The land of el Morante, 100 miles north-west of Incawasi couldn’t be any more different from the nearby Andean communities. Lying at sea level, this dusty, parched land is almost uninhabitable; in fact it was deemed such until recently. The government owned the once-vacant land here but in the last two decades began leasing it to lower income city dwellers who wanted to move in to make new lives for their families.
The new community is made up of hardy pioneers who constantly fight the region’s adverse conditions in order survive and, in some cases, prosper. Their greatest challenge: water. Unlike Incawasi, where fresh water flows freely from springs into strategically engineered furrows, the people of el Morante must trek long distances to the nearest watering hole.
Some families have closer access than others. However, for those we visited the journey involved waking each morning at 3 o’clock, loading up their donkeys with empty barrels and caravaning two and a half hours to the well.

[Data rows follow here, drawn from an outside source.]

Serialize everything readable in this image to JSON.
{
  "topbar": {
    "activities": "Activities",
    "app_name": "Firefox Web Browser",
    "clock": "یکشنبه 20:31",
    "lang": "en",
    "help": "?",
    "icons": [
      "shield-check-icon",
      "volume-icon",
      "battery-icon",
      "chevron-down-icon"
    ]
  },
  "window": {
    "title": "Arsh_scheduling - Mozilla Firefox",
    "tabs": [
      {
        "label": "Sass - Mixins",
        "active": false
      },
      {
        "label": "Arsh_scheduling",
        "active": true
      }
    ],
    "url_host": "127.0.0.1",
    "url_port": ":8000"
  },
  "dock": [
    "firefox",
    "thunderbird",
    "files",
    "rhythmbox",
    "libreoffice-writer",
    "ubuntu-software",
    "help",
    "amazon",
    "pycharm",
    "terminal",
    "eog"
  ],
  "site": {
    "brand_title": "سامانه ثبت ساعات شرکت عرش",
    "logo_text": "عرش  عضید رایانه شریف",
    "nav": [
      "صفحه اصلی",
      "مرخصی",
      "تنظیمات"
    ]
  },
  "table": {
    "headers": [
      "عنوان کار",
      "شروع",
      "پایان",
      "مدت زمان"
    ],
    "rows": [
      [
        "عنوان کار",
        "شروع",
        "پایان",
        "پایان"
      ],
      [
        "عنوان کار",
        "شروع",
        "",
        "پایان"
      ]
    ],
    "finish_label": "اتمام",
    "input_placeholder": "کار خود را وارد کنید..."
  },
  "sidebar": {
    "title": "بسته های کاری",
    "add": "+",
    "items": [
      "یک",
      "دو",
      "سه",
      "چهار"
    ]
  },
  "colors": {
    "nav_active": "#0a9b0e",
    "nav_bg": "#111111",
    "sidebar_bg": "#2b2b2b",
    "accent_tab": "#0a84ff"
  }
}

If all goes as planned, they will return home again, their barrels full, by 11AM, just as they heat of the day becomes most unbearable. Above, Perpetuo Cueva (42) and his neighbor Yolmer Delgado (41, far distance) travel to the well to fetch the day’s water. In the interest of sleep, we did not join them for the entire journey, traveling by truck to meet them at daybreak along the way.

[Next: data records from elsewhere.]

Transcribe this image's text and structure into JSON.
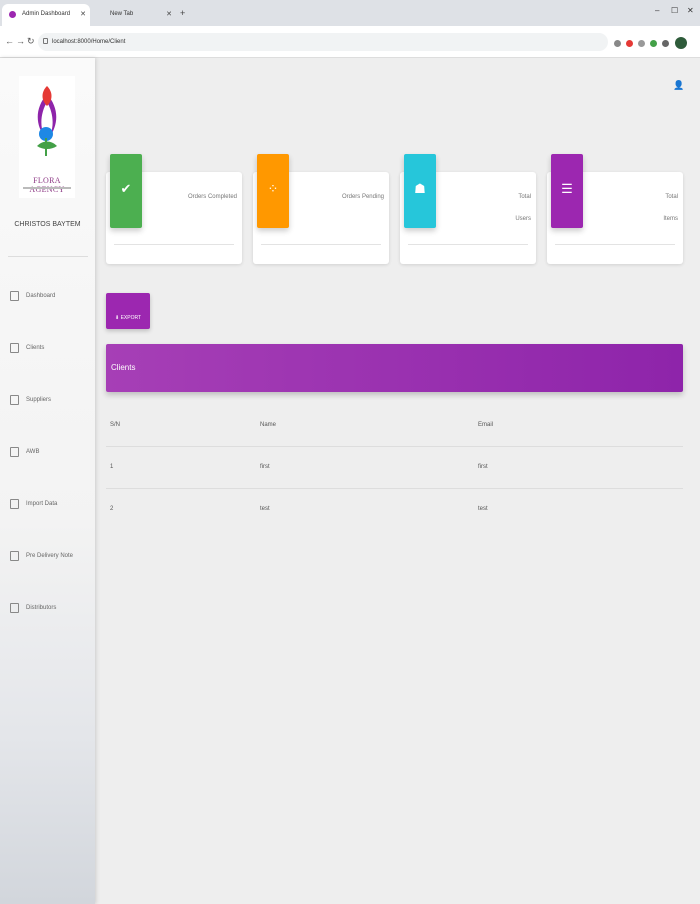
{
  "browser": {
    "tabs": [
      {
        "title": "Admin Dashboard",
        "active": true
      },
      {
        "title": "New Tab",
        "active": false
      }
    ],
    "url": "localhost:8000/Home/Client",
    "controls": {
      "minimize": "–",
      "maximize": "☐",
      "close": "✕",
      "new_tab": "+"
    }
  },
  "sidebar": {
    "logo_text": "FLORA AGENCY",
    "brand": "CHRISTOS BAYTEM",
    "items": [
      {
        "label": "Dashboard",
        "icon": "dashboard-icon"
      },
      {
        "label": "Clients",
        "icon": "clients-icon"
      },
      {
        "label": "Suppliers",
        "icon": "suppliers-icon"
      },
      {
        "label": "AWB",
        "icon": "awb-icon"
      },
      {
        "label": "Import Data",
        "icon": "import-icon"
      },
      {
        "label": "Pre Delivery Note",
        "icon": "delivery-note-icon"
      },
      {
        "label": "Distributors",
        "icon": "distributors-icon"
      }
    ]
  },
  "cards": [
    {
      "label": "Orders Completed",
      "color": "#4caf50",
      "icon": "check-circle-icon"
    },
    {
      "label": "Orders Pending",
      "color": "#ff9800",
      "icon": "spinner-icon"
    },
    {
      "label": "Total Users",
      "color": "#26c6da",
      "icon": "users-icon"
    },
    {
      "label": "Total Items",
      "color": "#9c27b0",
      "icon": "list-icon"
    }
  ],
  "export_label": "EXPORT",
  "clients_title": "Clients",
  "table": {
    "headers": [
      "S/N",
      "Name",
      "Email"
    ],
    "rows": [
      [
        "1",
        "first",
        "first"
      ],
      [
        "2",
        "test",
        "test"
      ]
    ]
  },
  "colors": {
    "accent": "#9c27b0"
  }
}
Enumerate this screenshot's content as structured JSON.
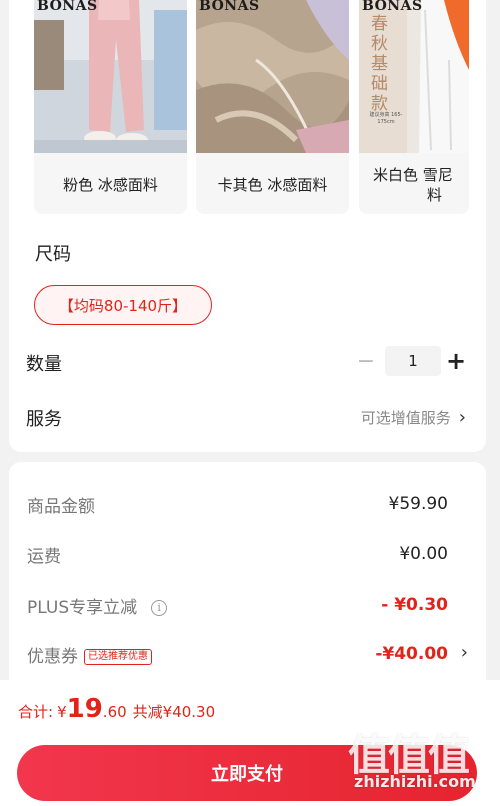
{
  "variants": [
    {
      "caption": "粉色 冰感面料",
      "brand": "BONAS",
      "selected": false
    },
    {
      "caption": "卡其色 冰感面料",
      "brand": "BONAS",
      "selected": false
    },
    {
      "caption": "米白色 雪尼尔 料",
      "caption_line1": "米白色 雪尼",
      "caption_line2": "料",
      "brand": "BONAS",
      "poster_text": "春秋基础款",
      "poster_small": "建议身高 165-175cm",
      "selected": false
    }
  ],
  "size": {
    "label": "尺码",
    "option": "【均码80-140斤】"
  },
  "quantity": {
    "label": "数量",
    "minus": "−",
    "value": "1",
    "plus": "+"
  },
  "service": {
    "label": "服务",
    "value": "可选增值服务",
    "chevron": "›"
  },
  "price_rows": [
    {
      "label": "商品金额",
      "value": "¥59.90",
      "red": false
    },
    {
      "label": "运费",
      "value": "¥0.00",
      "red": false
    },
    {
      "label": "PLUS专享立减",
      "value": "- ¥0.30",
      "red": true,
      "info_icon": "info-icon"
    },
    {
      "label": "优惠券",
      "tag": "已选推荐优惠",
      "value": "-¥40.00",
      "red": true,
      "chevron": "›"
    }
  ],
  "total": {
    "label": "合计:",
    "currency": "¥",
    "integer": "19",
    "decimal": ".60",
    "saved": "共减¥40.30"
  },
  "pay_button": "立即支付",
  "watermark": {
    "big": "值值值",
    "small": "zhizhizhi.com"
  },
  "colors": {
    "accent": "#e2231a",
    "button_start": "#f2364d",
    "button_end": "#e5242e"
  }
}
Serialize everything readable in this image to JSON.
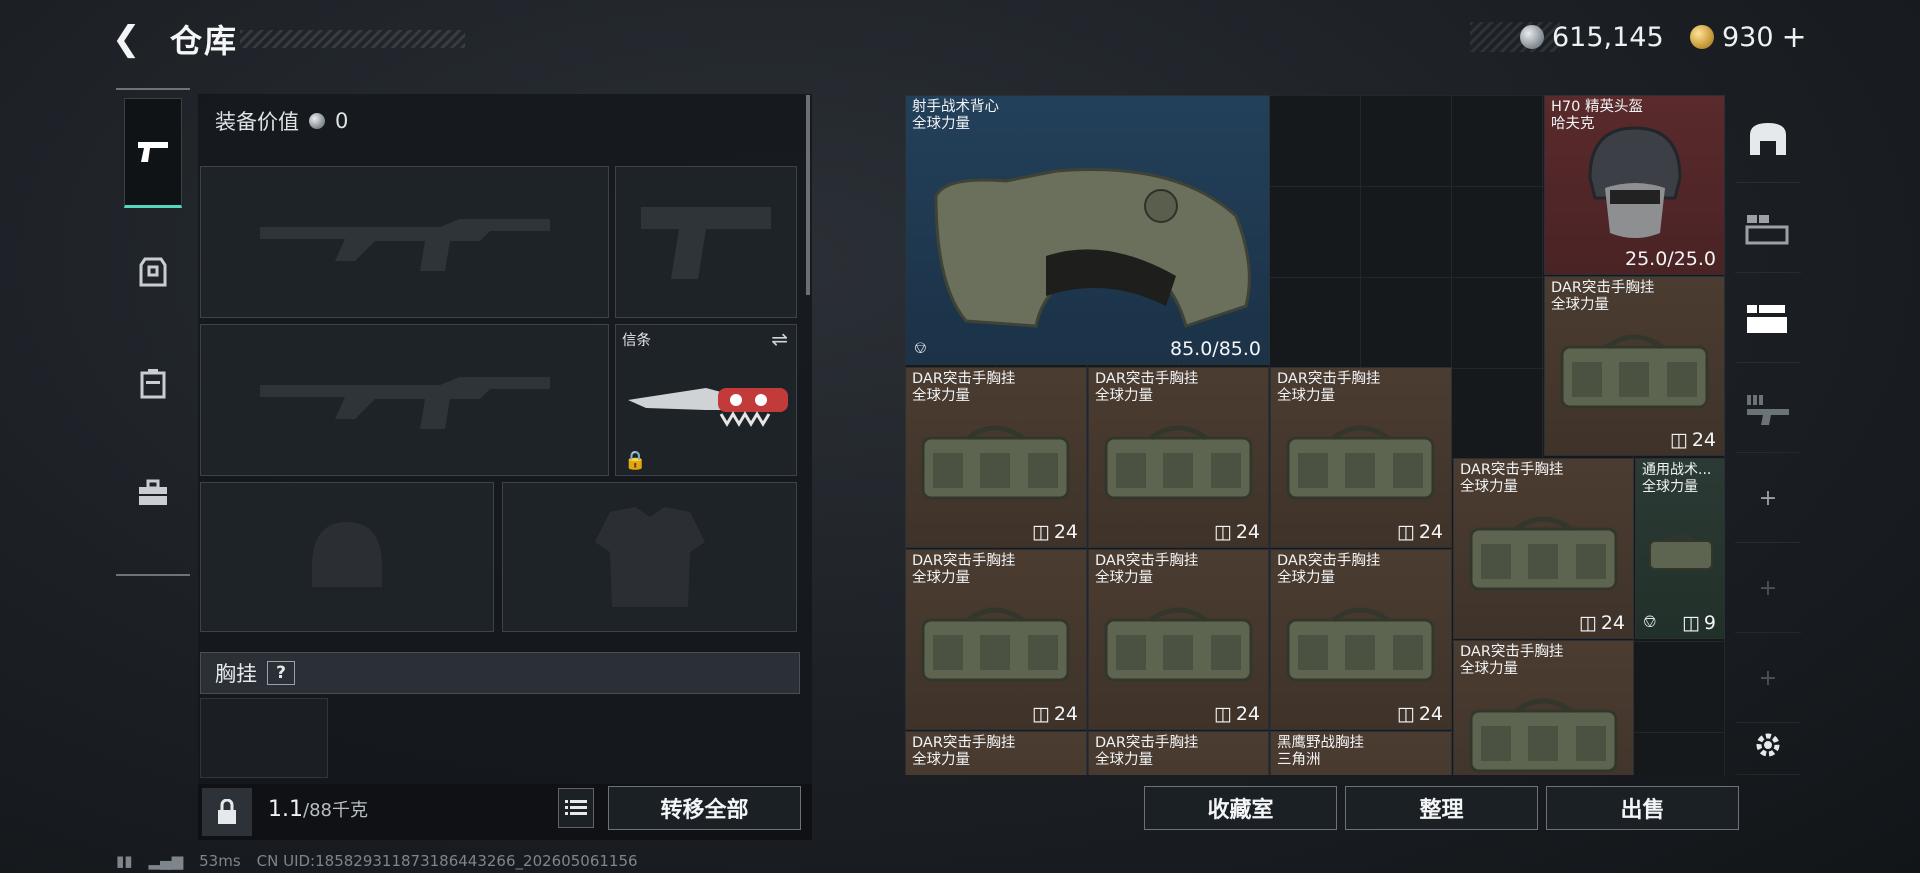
{
  "header": {
    "back_icon": "back-arrow-icon",
    "title": "仓库",
    "silver_amount": "615,145",
    "gold_amount": "930",
    "gold_plus": "+"
  },
  "left_tabs": [
    {
      "icon": "pistol-icon",
      "active": true
    },
    {
      "icon": "armor-icon",
      "active": false
    },
    {
      "icon": "backpack-icon",
      "active": false
    },
    {
      "icon": "toolbox-icon",
      "active": false
    }
  ],
  "equipment": {
    "value_label": "装备价值",
    "value": "0",
    "melee_label": "信条",
    "chest_rig_label": "胸挂",
    "chest_rig_help": "?"
  },
  "weight": {
    "current": "1.1",
    "max": "/88千克"
  },
  "buttons": {
    "transfer_all": "转移全部",
    "collection_room": "收藏室",
    "organize": "整理",
    "sell": "出售"
  },
  "grid_items": {
    "vest": {
      "name": "射手战术背心",
      "sub": "全球力量",
      "durability": "85.0/85.0"
    },
    "helmet": {
      "name": "H70 精英头盔",
      "sub": "哈夫克",
      "durability": "25.0/25.0"
    },
    "rig_right_top": {
      "name": "DAR突击手胸挂",
      "sub": "全球力量",
      "qty": "24"
    },
    "row1": [
      {
        "name": "DAR突击手胸挂",
        "sub": "全球力量",
        "qty": "24"
      },
      {
        "name": "DAR突击手胸挂",
        "sub": "全球力量",
        "qty": "24"
      },
      {
        "name": "DAR突击手胸挂",
        "sub": "全球力量",
        "qty": "24"
      }
    ],
    "rig_mid": {
      "name": "DAR突击手胸挂",
      "sub": "全球力量",
      "qty": "24"
    },
    "general": {
      "name": "通用战术...",
      "sub": "全球力量",
      "qty": "9"
    },
    "row2": [
      {
        "name": "DAR突击手胸挂",
        "sub": "全球力量",
        "qty": "24"
      },
      {
        "name": "DAR突击手胸挂",
        "sub": "全球力量",
        "qty": "24"
      },
      {
        "name": "DAR突击手胸挂",
        "sub": "全球力量",
        "qty": "24"
      }
    ],
    "rig_low": {
      "name": "DAR突击手胸挂",
      "sub": "全球力量"
    },
    "row3": [
      {
        "name": "DAR突击手胸挂",
        "sub": "全球力量"
      },
      {
        "name": "DAR突击手胸挂",
        "sub": "全球力量"
      },
      {
        "name": "黑鹰野战胸挂",
        "sub": "三角洲"
      }
    ]
  },
  "right_tabs": [
    {
      "icon": "vault-icon"
    },
    {
      "icon": "rifle-case-icon"
    },
    {
      "icon": "weapon-case-icon"
    },
    {
      "icon": "gun-rack-icon"
    },
    {
      "icon": "plus-icon",
      "label": "+"
    },
    {
      "icon": "plus-icon",
      "label": "+"
    },
    {
      "icon": "plus-icon",
      "label": "+"
    }
  ],
  "status": {
    "ping": "53ms",
    "uid": "CN UID:18582931187318644326​6_202605061156"
  },
  "colors": {
    "accent_teal": "#58d6c4",
    "tile_brown": "#4b3c31",
    "tile_blue": "#23405a",
    "tile_red": "#5a2a2c"
  }
}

Gender roles vary from culture to culture, especially in the developing world where they are often clearly defined. In el Morante it is the job of the men to fetch the water, unlike in African societies where the women inherit the task. The men of el Morante are charged about 35 cents per barrel, money that goes toward upkeep of the well and gasoline to fuel the pump that brings it from 180 meters underground. Because the water is so far below ground, building a second well is no small feat, and so for the moment this well must meet the needs of communities far and near.
Above, Maria Cuenca (44) takes laundry off the line. It doesn’t take long to dry here. A new well which is under construction just outside her house will save her husband 5 hours of commute time a day. Despite this, all of her children have left the area in pursuit of an easier life in Peru’s cities. Citizens here used to petition the government and NGOs to bring running water to the villages. They have now realized they would not be able to afford the subsequent spike in property values as a result of the service.

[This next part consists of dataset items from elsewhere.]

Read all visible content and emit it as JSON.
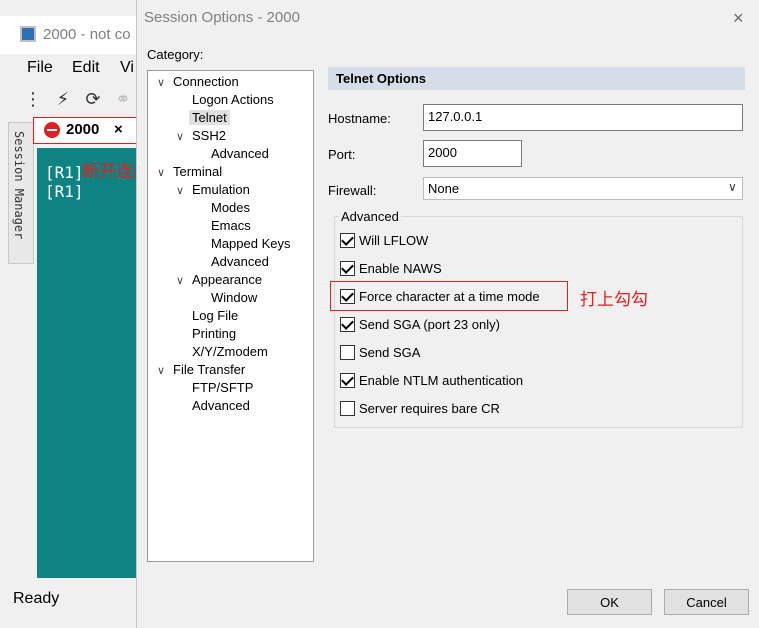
{
  "background_window": {
    "title": "2000 - not co",
    "menu": [
      "File",
      "Edit",
      "Vi"
    ],
    "session_manager_label": "Session Manager",
    "tab_label": "2000",
    "tab_close": "×",
    "terminal_lines": [
      "[R1]",
      "[R1]"
    ],
    "status": "Ready"
  },
  "annotations": {
    "disconnect": "断开连接",
    "check_it": "打上勾勾"
  },
  "dialog": {
    "title": "Session Options - 2000",
    "close": "×",
    "category_label": "Category:",
    "tree": [
      {
        "label": "Connection",
        "level": 0,
        "expanded": true
      },
      {
        "label": "Logon Actions",
        "level": 1
      },
      {
        "label": "Telnet",
        "level": 1,
        "selected": true
      },
      {
        "label": "SSH2",
        "level": 1,
        "expanded": true
      },
      {
        "label": "Advanced",
        "level": 2
      },
      {
        "label": "Terminal",
        "level": 0,
        "expanded": true
      },
      {
        "label": "Emulation",
        "level": 1,
        "expanded": true
      },
      {
        "label": "Modes",
        "level": 2
      },
      {
        "label": "Emacs",
        "level": 2
      },
      {
        "label": "Mapped Keys",
        "level": 2
      },
      {
        "label": "Advanced",
        "level": 2
      },
      {
        "label": "Appearance",
        "level": 1,
        "expanded": true
      },
      {
        "label": "Window",
        "level": 2
      },
      {
        "label": "Log File",
        "level": 1
      },
      {
        "label": "Printing",
        "level": 1
      },
      {
        "label": "X/Y/Zmodem",
        "level": 1
      },
      {
        "label": "File Transfer",
        "level": 0,
        "expanded": true
      },
      {
        "label": "FTP/SFTP",
        "level": 1
      },
      {
        "label": "Advanced",
        "level": 1
      }
    ],
    "panel_title": "Telnet Options",
    "hostname_label": "Hostname:",
    "hostname_value": "127.0.0.1",
    "port_label": "Port:",
    "port_value": "2000",
    "firewall_label": "Firewall:",
    "firewall_value": "None",
    "advanced_label": "Advanced",
    "options": [
      {
        "label": "Will LFLOW",
        "checked": true
      },
      {
        "label": "Enable NAWS",
        "checked": true
      },
      {
        "label": "Force character at a time mode",
        "checked": true
      },
      {
        "label": "Send SGA (port 23 only)",
        "checked": true
      },
      {
        "label": "Send SGA",
        "checked": false
      },
      {
        "label": "Enable NTLM authentication",
        "checked": true
      },
      {
        "label": "Server requires bare CR",
        "checked": false
      }
    ],
    "ok_label": "OK",
    "cancel_label": "Cancel"
  }
}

Sheep and goats are the only animals that people raise out here. It’s much too dry for cattle. Below, Madeline Quispe (38) and her husband Yolmer Delgado (41) have the best looking garden in all of el Morante, raising beans, tomatoes and kasava. They use manure from their goats as fertilizer and water from the well to irrigate the sandy soil.
Roxanna Garrido (28, far right) is the sole teacher at this one room school in el Morante. She technically lives in the city of Piura, three hours away. She comes to the village for five days at a time and returns home on the weekends. All of her students come from families that are Heifer participants. The fact that they are able to afford the services of a qualified teacher to lead the classroom is a result of extra income earned as a Heifer Project participants.
Whether it’s the high cool villages of the Andes or the dry scrub desert of el Morante, the demanding life of these inhabitants puts our own into perspective, making life in Western society, with all its stresses, feel like a vacation. Those of us who have experienced want in our lifetime should be ever grateful of our plight.